La vie quotidienne dans le nord des Andes équatoriennes

 

Note de lecture :

POT DE TERRE CONTRE POT DE FER

C'est ce que j'ai pensé quand j'ai appris que Carlos Vera avait été remercié par la chaîne de télévision privée Ecuavisa. Carlos Vera est aussi célèbre en Equateur qu'a pu l'être Patrice Poivre d'Arvor en tant que présentateur de TF1. Il avait en charge deux espaces d'information : "Contacto Directo" (contact direct), où, du lundi au vendredi, il conduisait plusieurs entretiens avec des personnalités dans le téléjournal du matin, et "Cero Tolerancia" (tolérance zéro), le dimanche matin, un programme de confrontation entre quatre participants, représentant deux tendances opposées.

Le pot de terre, à l'évidence, c'est lui, et le pot de fer, c'est Rafael Correa, le président de la République.
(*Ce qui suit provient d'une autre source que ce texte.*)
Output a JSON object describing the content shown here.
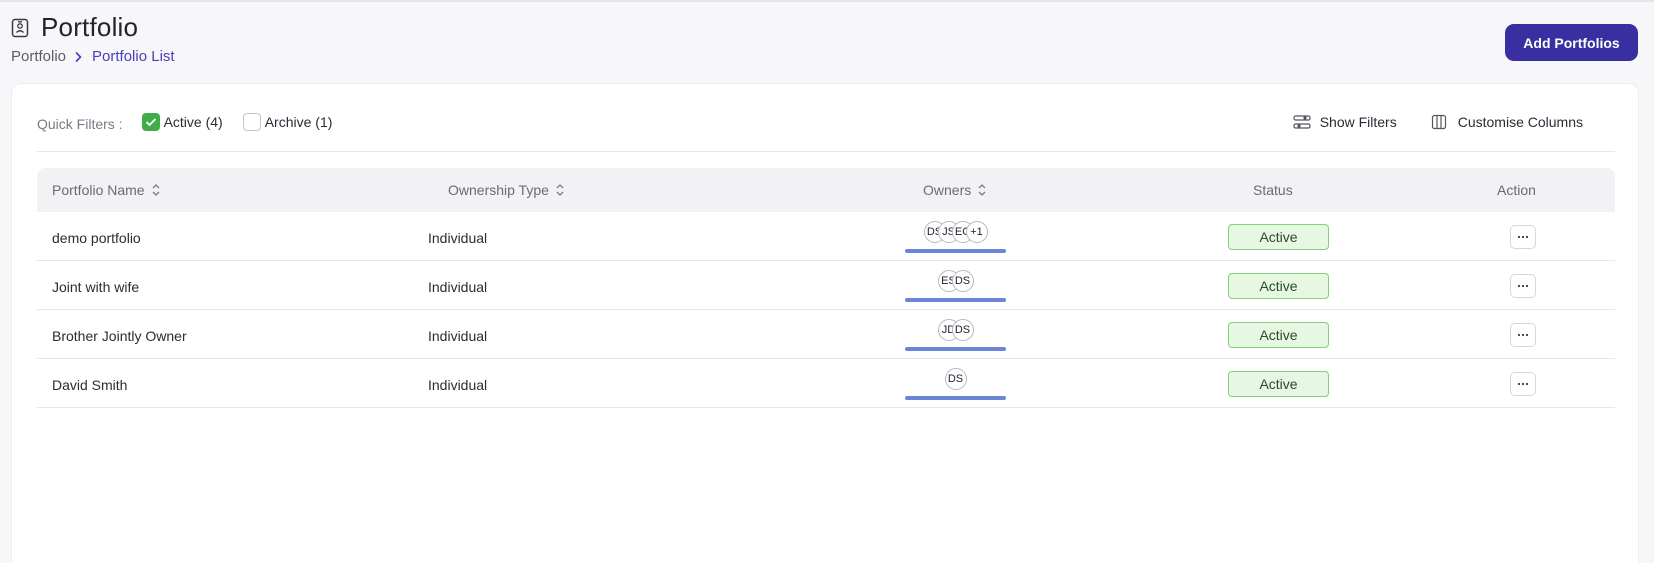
{
  "header": {
    "title": "Portfolio",
    "breadcrumb_root": "Portfolio",
    "breadcrumb_current": "Portfolio List",
    "add_button_label": "Add Portfolios"
  },
  "filters": {
    "quick_filters_label": "Quick Filters :",
    "active_label": "Active (4)",
    "active_checked": true,
    "archive_label": "Archive (1)",
    "archive_checked": false,
    "show_filters_label": "Show Filters",
    "customise_columns_label": "Customise Columns"
  },
  "table": {
    "columns": [
      "Portfolio Name",
      "Ownership Type",
      "Owners",
      "Status",
      "Action"
    ],
    "rows": [
      {
        "name": "demo portfolio",
        "ownership": "Individual",
        "owners": [
          "DS",
          "JS",
          "EC",
          "+1"
        ],
        "status": "Active"
      },
      {
        "name": "Joint with wife",
        "ownership": "Individual",
        "owners": [
          "ES",
          "DS"
        ],
        "status": "Active"
      },
      {
        "name": "Brother Jointly Owner",
        "ownership": "Individual",
        "owners": [
          "JD",
          "DS"
        ],
        "status": "Active"
      },
      {
        "name": "David Smith",
        "ownership": "Individual",
        "owners": [
          "DS"
        ],
        "status": "Active"
      }
    ]
  },
  "colors": {
    "primary": "#3a2fa0",
    "breadcrumb_link": "#4a3fb8",
    "checkbox_active": "#3fae49",
    "status_bg": "#e6f7e2",
    "status_border": "#86cf7d",
    "owner_bar": "#6b86d8"
  },
  "icons": {
    "page": "portfolio-id-icon",
    "breadcrumb_separator": "chevron-right-icon",
    "show_filters": "filter-sliders-icon",
    "customise_columns": "columns-icon",
    "sort": "sort-updown-icon",
    "action": "more-horizontal-icon"
  }
}
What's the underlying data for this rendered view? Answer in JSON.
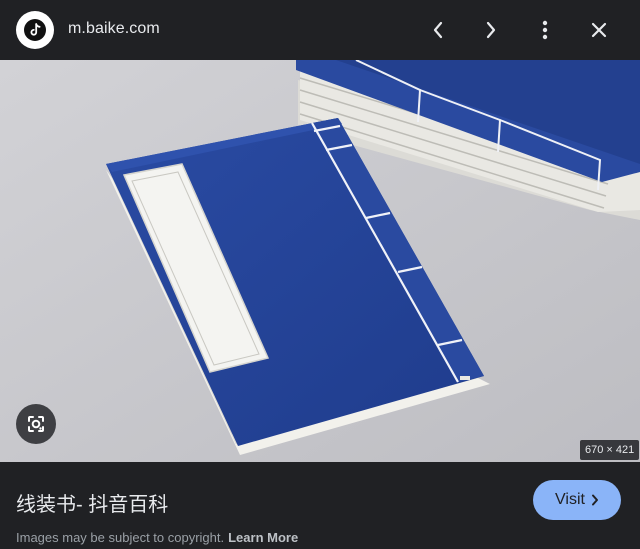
{
  "header": {
    "domain": "m.baike.com",
    "logo_icon": "tiktok-logo-icon",
    "prev_icon": "chevron-left-icon",
    "next_icon": "chevron-right-icon",
    "more_icon": "more-vert-icon",
    "close_icon": "close-icon"
  },
  "preview": {
    "dimensions": "670 × 421",
    "lens_icon": "google-lens-icon",
    "colors": {
      "book_blue": "#24449a",
      "background": "#c8c8cc",
      "paper": "#eeeeea"
    }
  },
  "footer": {
    "title": "线装书- 抖音百科",
    "visit_label": "Visit",
    "visit_icon": "chevron-right-icon",
    "copyright_text": "Images may be subject to copyright.",
    "learn_more": "Learn More",
    "accent_color": "#8ab4f8"
  }
}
Cette éviction a suscité une avalanche d'articles et de commentaires, dont certains du principal intéressé.

Voici deux chroniques, lues dans le quotidien Hoy, le 24 avril 2009. La première, "Vera y los aguaceros del poder", est signée par Ana Maria Correa, déjà présentée ici et la seconde par Julio Zary. Ce dernier tient une chronique hebdomadaire intitulée "Runrun", qui signifie, dans cette acception, rumeur, commérage. Son activité principale est journaliste au sein de l'entreprise municipale d'eau potable de Quito, EmapQ.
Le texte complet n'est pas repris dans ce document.